Votre mère a laissé le gaz allumé deux fois cette semaine. La troisième fois, c’est le voisin qui a senti l’odeur.

Elle a 78 ans. Le diagnostic est tombé il y a quatre mois : maladie d’Alzheimer, stade léger. Son neurologue a dit « elle peut rester chez elle ». Mais il n’a pas dit comment. Et depuis, vous vivez entre deux peurs : la peur qu’il arrive quelque chose, et la peur de transformer son appartement du boulevard Gambetta en chambre d’hôpital.

Vous n’êtes pas seul. En France, 1,4 million de personnes vivent avec la maladie d’Alzheimer ou une maladie apparentée (France Alzheimer, 2025). Parmi elles, 74 % vivent à domicile (BVA Xsight/Fondation Recherche Alzheimer, 2023). La question n’est donc pas « faut-il rester à domicile ? » mais « comment sécuriser le domicile sans le dénaturer ? »

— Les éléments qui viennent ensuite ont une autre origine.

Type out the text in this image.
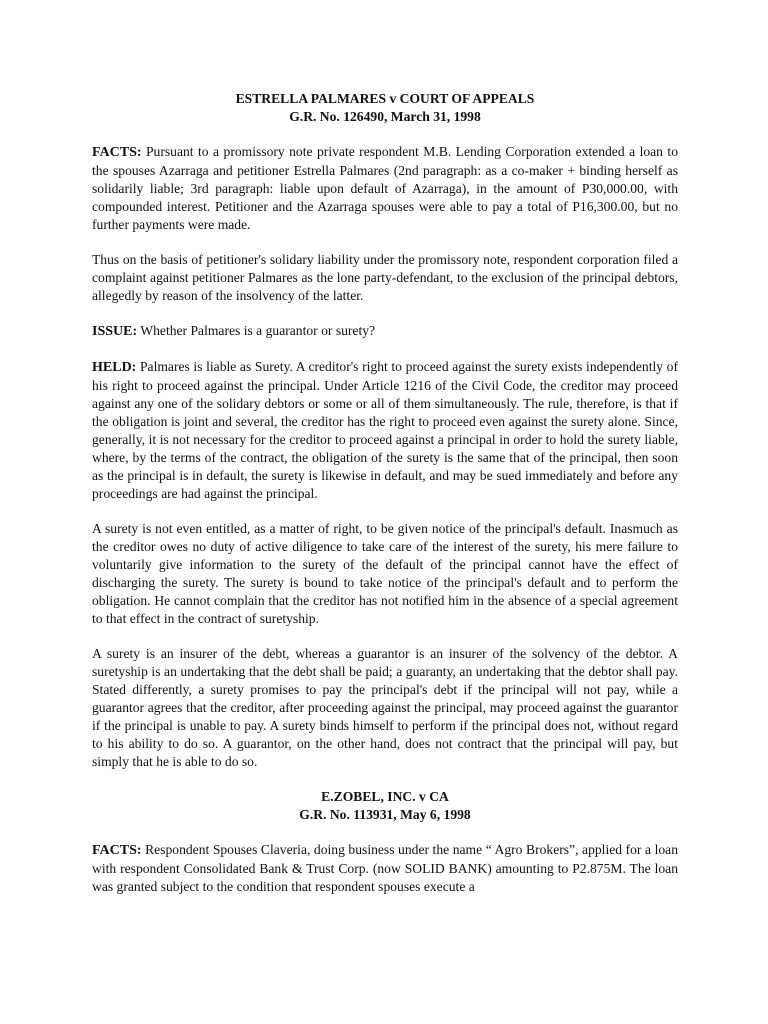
ESTRELLA PALMARES v COURT OF APPEALS
G.R. No. 126490, March 31, 1998

FACTS: Pursuant to a promissory note private respondent M.B. Lending Corporation extended a loan to the spouses Azarraga and petitioner Estrella Palmares (2nd paragraph: as a co-maker + binding herself as solidarily liable; 3rd paragraph: liable upon default of Azarraga), in the amount of P30,000.00, with compounded interest. Petitioner and the Azarraga spouses were able to pay a total of P16,300.00, but no further payments were made.

Thus on the basis of petitioner's solidary liability under the promissory note, respondent corporation filed a complaint against petitioner Palmares as the lone party-defendant, to the exclusion of the principal debtors, allegedly by reason of the insolvency of the latter.

ISSUE: Whether Palmares is a guarantor or surety?

HELD: Palmares is liable as Surety. A creditor's right to proceed against the surety exists independently of his right to proceed against the principal. Under Article 1216 of the Civil Code, the creditor may proceed against any one of the solidary debtors or some or all of them simultaneously. The rule, therefore, is that if the obligation is joint and several, the creditor has the right to proceed even against the surety alone. Since, generally, it is not necessary for the creditor to proceed against a principal in order to hold the surety liable, where, by the terms of the contract, the obligation of the surety is the same that of the principal, then soon as the principal is in default, the surety is likewise in default, and may be sued immediately and before any proceedings are had against the principal.

A surety is not even entitled, as a matter of right, to be given notice of the principal's default. Inasmuch as the creditor owes no duty of active diligence to take care of the interest of the surety, his mere failure to voluntarily give information to the surety of the default of the principal cannot have the effect of discharging the surety. The surety is bound to take notice of the principal's default and to perform the obligation. He cannot complain that the creditor has not notified him in the absence of a special agreement to that effect in the contract of suretyship.

A surety is an insurer of the debt, whereas a guarantor is an insurer of the solvency of the debtor. A suretyship is an undertaking that the debt shall be paid; a guaranty, an undertaking that the debtor shall pay. Stated differently, a surety promises to pay the principal's debt if the principal will not pay, while a guarantor agrees that the creditor, after proceeding against the principal, may proceed against the guarantor if the principal is unable to pay. A surety binds himself to perform if the principal does not, without regard to his ability to do so. A guarantor, on the other hand, does not contract that the principal will pay, but simply that he is able to do so.

E.ZOBEL, INC. v CA
G.R. No. 113931, May 6, 1998

FACTS: Respondent Spouses Claveria, doing business under the name “ Agro Brokers”, applied for a loan with respondent Consolidated Bank & Trust Corp. (now SOLID BANK) amounting to P2.875M. The loan was granted subject to the condition that respondent spouses execute a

La réponse n’est pas le « tout ou rien » que beaucoup de familles redoutent. Ce n’est pas l’EHPAD ou le statu quo. C’est un chemin progressif, adapté au stade de la maladie, où chaque repère sécurise sans infantiliser.

À Nice, les appartements des quartiers de La Lanterne, de Fabron ou de Riquier ont souvent des configurations complexes : couloirs étroits, pièces en enfilade, seuils de porte marqués. Ce sont des logements habités depuis 30 ou 40 ans, où chaque objet est un repère mémoriel. Les modifier brutalement, c’est effacer des repères que la mémoire ancienne du malade utilise encore. Les sécuriser progressivement, c’est préserver ces repères tout en éliminant les dangers.

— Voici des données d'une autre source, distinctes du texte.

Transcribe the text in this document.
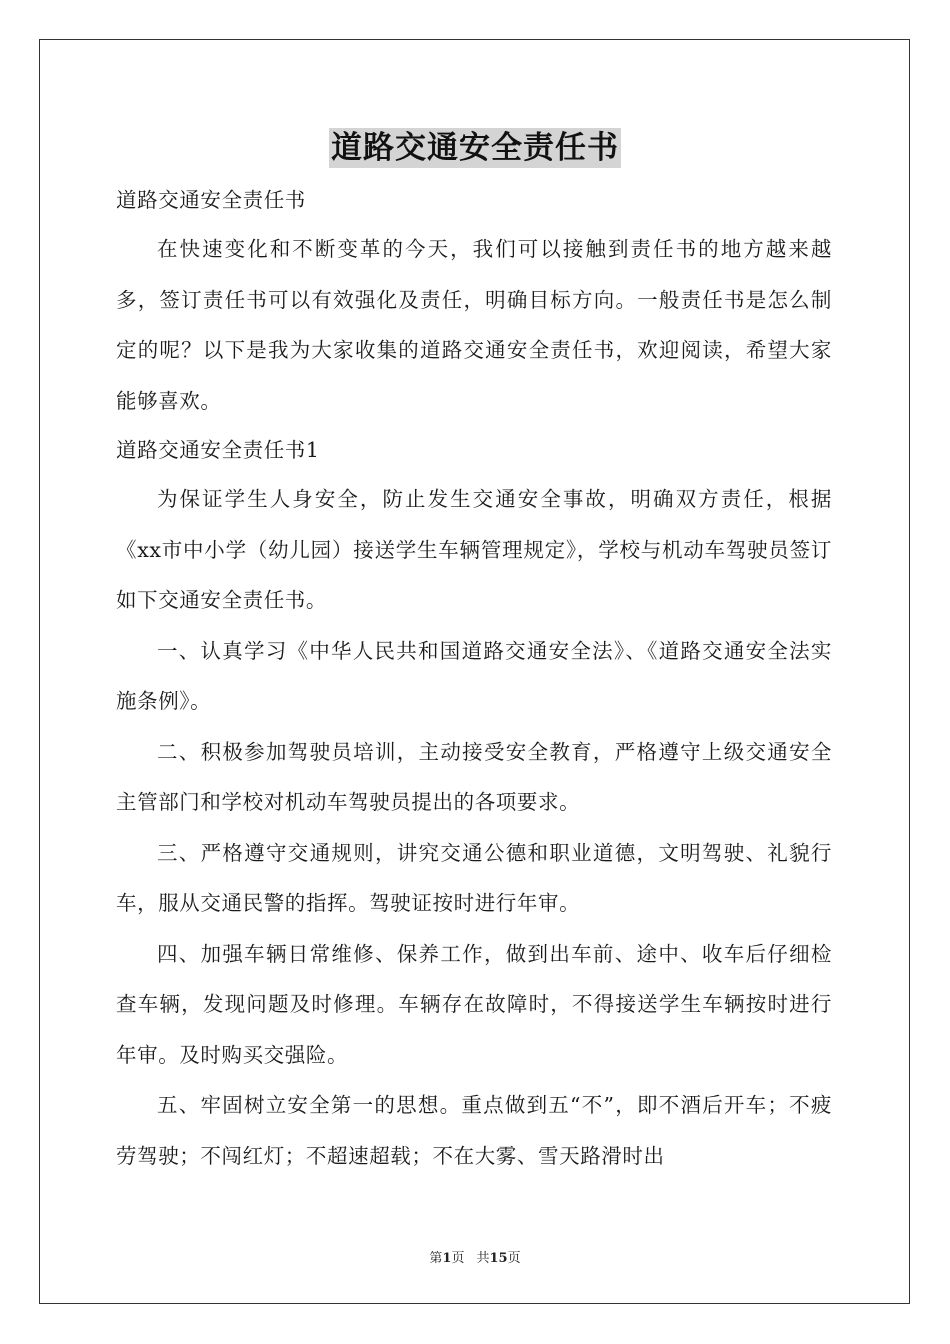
道路交通安全责任书

道路交通安全责任书

在快速变化和不断变革的今天，我们可以接触到责任书的地方越来越多，签订责任书可以有效强化及责任，明确目标方向。一般责任书是怎么制定的呢？以下是我为大家收集的道路交通安全责任书，欢迎阅读，希望大家能够喜欢。

道路交通安全责任书1

为保证学生人身安全，防止发生交通安全事故，明确双方责任，根据《xx市中小学（幼儿园）接送学生车辆管理规定》，学校与机动车驾驶员签订如下交通安全责任书。

一、认真学习《中华人民共和国道路交通安全法》、《道路交通安全法实施条例》。

二、积极参加驾驶员培训，主动接受安全教育，严格遵守上级交通安全主管部门和学校对机动车驾驶员提出的各项要求。

三、严格遵守交通规则，讲究交通公德和职业道德，文明驾驶、礼貌行车，服从交通民警的指挥。驾驶证按时进行年审。

四、加强车辆日常维修、保养工作，做到出车前、途中、收车后仔细检查车辆，发现问题及时修理。车辆存在故障时，不得接送学生车辆按时进行年审。及时购买交强险。

五、牢固树立安全第一的思想。重点做到五“不”，即不酒后开车；不疲劳驾驶；不闯红灯；不超速超载；不在大雾、雪天路滑时出

第1页 共15页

💡 LE CHIFFRE QUI SITUE L’ENJEU
1,4 million de personnes vivent avec Alzheimer en France. 74 % vivent à domicile. La sécurisation du logement est la condition numéro un du maintien à domicile, et la plus souvent négligée (BVA Xsight, 2023).

10 repères qui sécurisent le domicile, du stade léger au stade modéré

  • Repère 1 :
    Remplacer le gaz par l’induction. C’est la première action après un diagnostic. Une plaque à induction s’éteint automatiquement si aucune casserole n’est posée dessus. Le risque d’incendie disparaît. L’installation prend une demi-journée.
  • Repère 2 :
    Installer un éclairage automatique la nuit. Les chutes nocturnes sont la première cause d’hospitalisation chez les personnes Alzheimer vivant à domicile. Des détecteurs de mouvement dans le couloir, la chambre et la salle de bain éliminent le geste de chercher l’interrupteur dans le noir. Coût : moins de 50 €.
  • Repère 3 :
    Sécuriser la salle de bain. Barres d’appui, tapis antidérapant, mitigeur thermostatique. Les mêmes aménagements que pour le vieillissement classique, mais encore plus critiques quand la personne oublie de vérifier la température de l’eau ou perd l’équilibre en sortant de la douche. Zelder, notre partenaire, installe ces équipements en quelques heures.
  • Repère 4 :
    Éliminer les tapis et les obstacles au sol. Les tapis sont la première cause de chute à domicile. Les fils électriques au sol, les meubles bas, les seuils de porte : tout ce qui crée un obstacle dans un parcours répétitif (chambre-toilettes, chambre-cuisine) doit être retiré ou sécurisé.
  • Repère 5 :
    Poser des repères visuels. Des étiquettes sur les portes (toilettes, cuisine, chambre), des couleurs contrastées sur les poignées, un parcours fléché au sol entre la chambre et la salle de bain. Le cerveau Alzheimer perd la mémoire spatiale mais conserve longtemps la capacité à suivre un repère visuel.
  • Repère 6 :
    Installer un système de détection automatique de chute. Le dispositif Libr’Alert de Tunstall Vitaris détecte les chutes sans que la personne ait à appuyer sur un bouton. Chez les Bienveillants de Nice, nous offrons un an de Libr’Alert aux détenteurs de la Carte Sénior+ de la Métropole de Nice pour tout mandat supérieur à 20h par mois.
  • Repère 7 :
    Sécuriser les issues. Au stade modéré, la déambulation nocturne devient un risque. Des verrous de sécurité en hauteur sur la porte d’entrée, un signal sonore à l’ouverture, ou un bracelet de géolocalisation permettent de prévenir les sorties involontaires sans enfermer la personne.
  • Repère 8 :
    Simplifier le rangement. Réduire le nombre d’objets visibles. Ranger les médicaments dans un pilulier verrouillé. Éliminer les doublons dans la cuisine. Un environnement désencombré réduit la confusion et l’anxiété : deux facteurs qui accélèrent l’évolution de la maladie.
  • Repère 9 :
    Adapter le téléphone. Un téléphone à grandes touches avec photos des contacts. Un seul bouton pour appeler le fils. Un seul bouton pour appeler les secours. La simplification technologique évite que la personne se retrouve isolée parce qu’elle ne sait plus utiliser son téléphone.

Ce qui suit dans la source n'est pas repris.